On March 5, 1962, the application of Shirley was filed to require Bernard to furnish security for the payment of accruing child support payments and for the appointment of a receiver to take possession of Bernard's property, which included a one-sixth interest in land owned by his deceased father. The parties stipulated in open court that none of the child support money had been paid and that Bernard's interest in his deceased father's land then in partition should be paid into court to be applied to the payment of accrued and future child support allowances. It was ordered also that if the parties failed to agree on any details as to future payments, either party could apply to the court and, after notice and hearing, a disposition would be made. No appeal was taken from this order and it has become final.
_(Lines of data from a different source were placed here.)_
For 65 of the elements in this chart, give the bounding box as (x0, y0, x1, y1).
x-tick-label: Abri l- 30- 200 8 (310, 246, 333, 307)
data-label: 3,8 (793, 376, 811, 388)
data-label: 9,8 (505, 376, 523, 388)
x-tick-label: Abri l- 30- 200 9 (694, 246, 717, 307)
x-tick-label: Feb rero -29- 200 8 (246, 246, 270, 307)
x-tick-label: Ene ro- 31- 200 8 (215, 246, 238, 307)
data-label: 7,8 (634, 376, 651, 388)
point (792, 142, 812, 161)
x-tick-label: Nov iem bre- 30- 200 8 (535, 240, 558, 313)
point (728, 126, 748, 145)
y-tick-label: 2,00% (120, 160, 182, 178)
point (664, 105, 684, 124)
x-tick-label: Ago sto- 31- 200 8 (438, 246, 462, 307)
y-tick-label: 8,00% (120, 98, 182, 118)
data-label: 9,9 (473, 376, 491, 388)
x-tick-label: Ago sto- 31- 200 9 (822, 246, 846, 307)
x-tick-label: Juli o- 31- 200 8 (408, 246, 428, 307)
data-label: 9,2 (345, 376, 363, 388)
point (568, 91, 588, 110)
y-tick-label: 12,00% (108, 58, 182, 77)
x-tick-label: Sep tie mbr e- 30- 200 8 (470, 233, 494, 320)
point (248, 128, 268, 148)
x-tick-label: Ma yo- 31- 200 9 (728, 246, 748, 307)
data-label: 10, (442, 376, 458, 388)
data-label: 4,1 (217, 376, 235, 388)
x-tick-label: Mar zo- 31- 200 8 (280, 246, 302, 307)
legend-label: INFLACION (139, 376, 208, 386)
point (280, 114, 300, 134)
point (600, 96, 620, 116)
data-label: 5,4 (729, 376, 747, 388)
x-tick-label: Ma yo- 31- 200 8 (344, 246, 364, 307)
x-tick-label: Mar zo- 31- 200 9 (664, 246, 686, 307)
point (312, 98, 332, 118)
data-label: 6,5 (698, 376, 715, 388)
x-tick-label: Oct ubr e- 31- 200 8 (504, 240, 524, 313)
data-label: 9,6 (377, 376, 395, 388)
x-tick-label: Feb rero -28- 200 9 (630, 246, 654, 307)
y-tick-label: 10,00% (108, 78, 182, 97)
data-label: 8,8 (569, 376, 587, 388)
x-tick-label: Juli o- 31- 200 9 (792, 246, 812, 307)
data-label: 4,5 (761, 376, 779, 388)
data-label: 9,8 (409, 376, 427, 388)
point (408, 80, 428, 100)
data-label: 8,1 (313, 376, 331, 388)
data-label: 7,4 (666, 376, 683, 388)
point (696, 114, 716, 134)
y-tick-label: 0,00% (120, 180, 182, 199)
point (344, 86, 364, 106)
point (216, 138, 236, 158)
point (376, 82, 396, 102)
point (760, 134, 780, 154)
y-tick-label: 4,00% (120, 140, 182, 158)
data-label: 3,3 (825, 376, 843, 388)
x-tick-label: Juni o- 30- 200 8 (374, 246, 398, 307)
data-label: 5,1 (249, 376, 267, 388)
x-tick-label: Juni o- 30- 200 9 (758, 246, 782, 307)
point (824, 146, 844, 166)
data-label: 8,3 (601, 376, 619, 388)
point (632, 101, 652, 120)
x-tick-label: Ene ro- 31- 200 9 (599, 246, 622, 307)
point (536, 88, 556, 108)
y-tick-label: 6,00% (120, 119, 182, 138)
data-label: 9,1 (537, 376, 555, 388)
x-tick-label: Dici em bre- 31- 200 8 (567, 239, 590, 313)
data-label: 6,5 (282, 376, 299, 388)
On January 29, 1963, the court entered the order from which this appeal is taken. The order appears to have been entered in two separate cases, Shirley D. Erpelding v. Bernard F. Erpelding, the divorce case, and Marjorie Detter v. Shirley Erpelding, the partition action. It is the contention of Shirley in the present case that no hearing was held nor notice given of any hearing, in the case before us, on January 29, 1963, and that the court was without authority to make the order. A bill of exceptions was filed which contains the evidence taken at the hearing held on July 2, 1962, but contains no evidence taken on January 29, 1963. The bill of exceptions does contain a statement by the court on January 29, 1963, making findings which are incorporated in the order appealed from. The court reporter certified that the bill of exceptions contained all the evidence given, both oral and documentary, upon the trial of this cause. The; formal journal entry recites that the matter came on for hearing upon the application for modification of support provisions by Shirley and upon the petition of intervention filed by Josephine in the partition suit. It shows that Shirley appeared by her attorney, John McArthur. The order then found that the number of children had been reduced to four and fixed the support payments at $31.25 per month per child and reduced the period of payment from the time each child reaches 21 years to the time each child reaches the age of 18 years. In the same order the court fixed similar temporary child support payments for the children of Josephine to be paid from the impounded fund for one year "under the temporary support order issued by this court." It is evident that the order was intended to apply in two different pending cases, if not three. The mingling of orders in more than one case in the same journal entry, when the cases have not been properly consolidated, is most confusing and is a practice that is not to be condoned. On June 6, 1963, the court filed a journal entry denominated "Explanation of Order" in which it is stated that the order heretofore made provided for the payment to Shirley of child support during the pendency of appeal and is not to be considered as an acceptance of benefits of the decree. The appeal was perfected on May 23, 1963.
With reference to the decree entered on January 29, 1963, the evidence does not indicate that either of the parties had applied for a modification of the existing child support judgment. There was no pleading before the court on which to base any such modification. The court's reference to evidence and appearances could relate only to the application of Shirley which was finally disposed of by the order of July 5, 1962. The court's statement that evidence was adduced is made in a decree purporting to apply to both the divorce and partition suits. The bill of exceptions contains no evidence relating to a modification of the child support order, although it does contain findings of the court under date of January 29, 1963. We can reach but one conclusion from the record before us, that is, that the hearing on January 29, 1963, was in the partition action and not in the divorce suit before us.
It is true that a district court has the power to modify a divorce decree so far as it concerns the care, custody, and maintenance of children on its own motion as provided by section 42-312, R.R.S. 1943. Proceedings to modify a divorce decree with regards to the care, custody, and maintenance of minor children are special statutory proceedings and in such cases jurisdiction must be proved or affirmatively shown on the record. The court, however, has no authority or jurisdiction to modify such a decree without notice to the parties and an opportunity given them to be heard. Morehouse v. Morehouse, 159 Neb. 255, 66 N.W.2d 579.
We conclude that the trial court was without authority to enter the decree of January 29, 1963, for failure to give notice and afford a hearing to the parties in the case in which the modification of the child support judgment could properly have been heard and determined. The order of January 29, 1963, is vacated and set aside.
REVERSED AND REMANDED.
SPENCER, J., participating on briefs.